14 février 2011

Un oeuf

 « Cette fois, ce sera sans moi ! » C’était tout ce qu’il avait dit avant de partir faire son sac. Puis il était parti. Claquant la porte. Fort. Et ce son remuait ses entrailles, et elle l’entendait, encore, et encore. Cette phrase et cette porte, le son du bois qui claque, tout résonnait en elle. Couchée, sur son lit, se tenant le ventre à deux mains. Elle regardait le plafond de ses yeux auréolés de rouge. Paupières flamboyantes sur un œil irisé de veines.

Sans lui. Le sang battant à ses tempes commençait à se calmer, elle percevait à nouveau les sons de la maison par delà ceux qui lui hantaient l’esprit. Douzième pleurait dans son berceau. Elle voulu appeler Prière pour qu’elle s’en occupe, mais se rappela qu’elle était à l’école, ainsi que Désiré, Voulue, Toléré, Accepté et Résignée. Angélique n’avait pas vécu, Lucie et Ferdinand non plus. Il en avait déjà marre à l’époque.

Elle réfléchit. Ne restaient donc à la maison qu’elle-même, Douzième, Survivant et Battante. Âgés de trois et deux ans, ces derniers faisaient également la sieste. Elle se leva donc et se rendit dans le dortoir des enfants, récupérant son dernier né. Elle le baigna dans le lavabo de la salle de bains, l’eau se faisant chère, on y allait à l’économie. Pas de mot, sa voix éraillée par les sanglots aurait inquiété l’enfant. Elle tenta un sourire dans une grimace difforme. Il rit. Tant mieux.

Sans lui… Ainsi donc il la laissait maintenant. Elle avait épousé sa façon de vivre, ses habitudes. Un peu plus de confort était arrivé dans la maison, une pompe, de l’électricité. Mais jamais, jamais il n’avait voulu utiliser de latex pour ne plus avoir d’enfant. Il n’avait jamais voulu ne plus la toucher non plus. Elle aurait bien aimé, elle. L’accouchement chez eux, ça n’était pas ce que vivaient les femmes d’aujourd’hui ! Il la touchait, elle tombait enceinte, chaque fois, et il en était dégouté.

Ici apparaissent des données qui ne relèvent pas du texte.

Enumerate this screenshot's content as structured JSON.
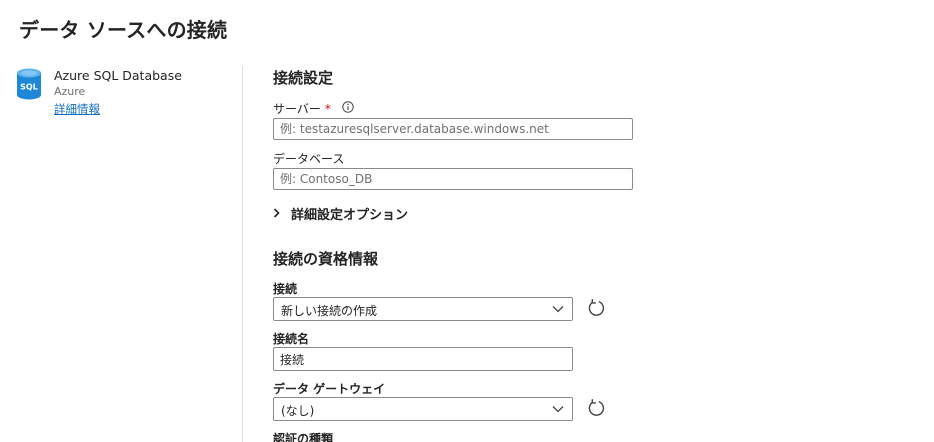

Et là, là… il la laissait. Cette fois, ce sera sans lui. Passées les premières émotions, elle se découvrit sereine. Il était loin de remplir les assiettes avec sa culture de tulipes, son absence ne changerait pas grand-chose, au contraire, elle lui offrirait une bouche de moins à nourrir. Certes, une nouvelle arrivait, mais ce n’était pas ça qui la dérangeait. Elle avait toujours travaillé de ses mains, brodant nuit et jour les images qu’on lui commandait. Et elle était douée.

La nourriture des enfants ne serait pas un problème. Pour ce qui était de s’en occuper, ç’avait toujours été elle. Pas un souci non plus. Et puis surtout, après celui-là, elle ne tomberait plus enceinte, puisque sans homme. Elle sourit à son enfant, franchement. Elle allait vivre. Remettant l’enfant au lit, elle retourna à son ouvrage, un palmier. Un jour, elle en verrait un en vrai, elle voyagerait, sortirait de chez elle pour le plaisir, emmenant les enfants. Loin de ces montagnes.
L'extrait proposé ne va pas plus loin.